# What is Optimal Control?

## Optimal Advertising

Imagine that you’re the head of PR at a fledging startup, and you are assigned to do some advertising in order to draw in more customers. How would you go about it in order to maximize the company’s revenue stream?

Believe it or not, this is a problem that is actually studied by math, in the field that is known as optimal control theory.

**Optimal control theory** aims to find the best way to do something according to some performance measure and under some constraints. In the case of our advertising example, we can specify three elements:

- the
**advertising goodwill**, which summarizes the effects of advertising expenditures on product demand, - the
**advertising rate**, which determines how aggressive (in terms of cash) you advertise, and - the
**revenue stream**, which you obviously want to maximize.

The higher the amount that you allocate for advertising, the more people will be exposed to your product, leading to higher product demand. However, you can’t escape the law of diminishing returns, and so incremental product demand will be lower at higher advertising rates. This property can be modeled as a differential equation for the advertising goodwill.

Optimal advertising has a lot of literature behind it. Check out a review of the field by Feichtinger.

## Ingredients of an Optimal Control Problem

An optimal control problem, peeling away all the layers, basically involves three elements – the same three in our advertising problem. You have a **state process**, which represents a quantity which you are able to observe and control; a **control process**, which you can tweak to steer the state as you wish; and an **objective**, which is to maximize or minimize a certain quantity called the **objective functional. **We want to find the control process which satisfies our objective in the best way possible, that is, gives us the largest or smallest value of the objective functional, depending on the problem.

In our advertising problem, advertising goodwill is the state process. Increasing or decreasing the advertising rate has a corresponding effect on the advertising goodwill. Since advertising rate is the item that we can manipulate, we take it as our control process. Lastly, the revenue stream, which takes into consideration both the advertising goodwill and rate, is our objective functional.

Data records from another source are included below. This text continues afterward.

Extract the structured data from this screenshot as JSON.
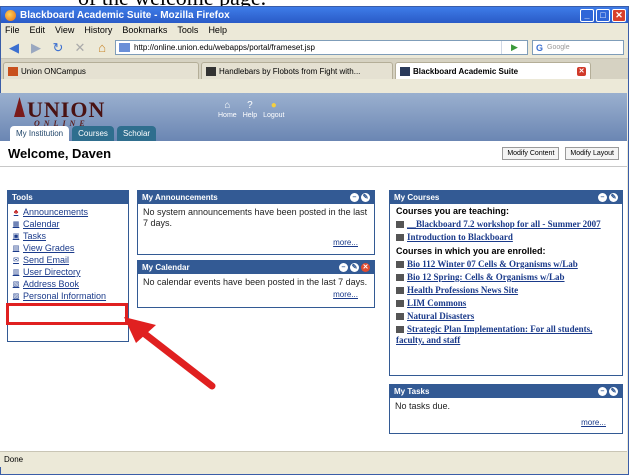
{
  "doc": {
    "caption": "of the welcome page."
  },
  "browser": {
    "title": "Blackboard Academic Suite - Mozilla Firefox",
    "menu": [
      "File",
      "Edit",
      "View",
      "History",
      "Bookmarks",
      "Tools",
      "Help"
    ],
    "url": "http://online.union.edu/webapps/portal/frameset.jsp",
    "search_placeholder": "Google",
    "tabs": [
      {
        "label": "Union ONCampus",
        "active": false
      },
      {
        "label": "Handlebars by Flobots from Fight with...",
        "active": false
      },
      {
        "label": "Blackboard Academic Suite",
        "active": true
      }
    ],
    "status": "Done"
  },
  "bb": {
    "logo_main": "UNION",
    "logo_sub": "ONLINE",
    "header_tools": [
      "Home",
      "Help",
      "Logout"
    ],
    "tabs": [
      "My Institution",
      "Courses",
      "Scholar"
    ],
    "welcome": "Welcome, Daven",
    "modify_content": "Modify Content",
    "modify_layout": "Modify Layout",
    "tools": {
      "title": "Tools",
      "items": [
        "Announcements",
        "Calendar",
        "Tasks",
        "View Grades",
        "Send Email",
        "User Directory",
        "Address Book",
        "Personal Information"
      ]
    },
    "announcements": {
      "title": "My Announcements",
      "body": "No system announcements have been posted in the last 7 days.",
      "more": "more..."
    },
    "calendar": {
      "title": "My Calendar",
      "body": "No calendar events have been posted in the last 7 days.",
      "more": "more..."
    },
    "courses": {
      "title": "My Courses",
      "teaching_heading": "Courses you are teaching:",
      "teaching": [
        "__Blackboard 7.2 workshop for all - Summer 2007",
        "Introduction to Blackboard"
      ],
      "enrolled_heading": "Courses in which you are enrolled:",
      "enrolled": [
        "Bio 112 Winter 07 Cells & Organisms w/Lab",
        "Bio 12 Spring: Cells & Organisms w/Lab",
        "Health Professions News Site",
        "LIM Commons",
        "Natural Disasters",
        "Strategic Plan Implementation: For all students, faculty, and staff"
      ]
    },
    "tasks": {
      "title": "My Tasks",
      "body": "No tasks due.",
      "more": "more..."
    }
  },
  "colors": {
    "module_header": "#335a94",
    "highlight": "#e02020",
    "link": "#1a3a8a"
  }
}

Optimal control has far-reaching applications in almost every field, probably because every field involves something that can be optimized. Two fields that have found great applications of optimal control are biology and finance.

## Human Body’s Response to Exercise

One of the great successes of optimal control is its use in simulating the human body. We can actually use optimal control theory to determine how the human body reacts to changes in its equilibrium state and how it is able to make the **transition from one equilibrium state to another**. Specifically, optimal control can be used to see how the body, specifically the heart rate and breathing rate, adjust when one goes from rest to exercise.

In this scenario, the state process now consists of a number of quantities, accounting for the fact that the human body is a complex system. Usually, we look at cardiovascular and respiratory variables when looking at response to exercise since these are most relevant. Some quantities included in the state are the blood pressures and gas concentrations in the blood vessels and gas pressures in the lungs. A set of differential equations, called Grodins’ system, can be used to represent the dynamics of the cardiovascular and respiratory systems.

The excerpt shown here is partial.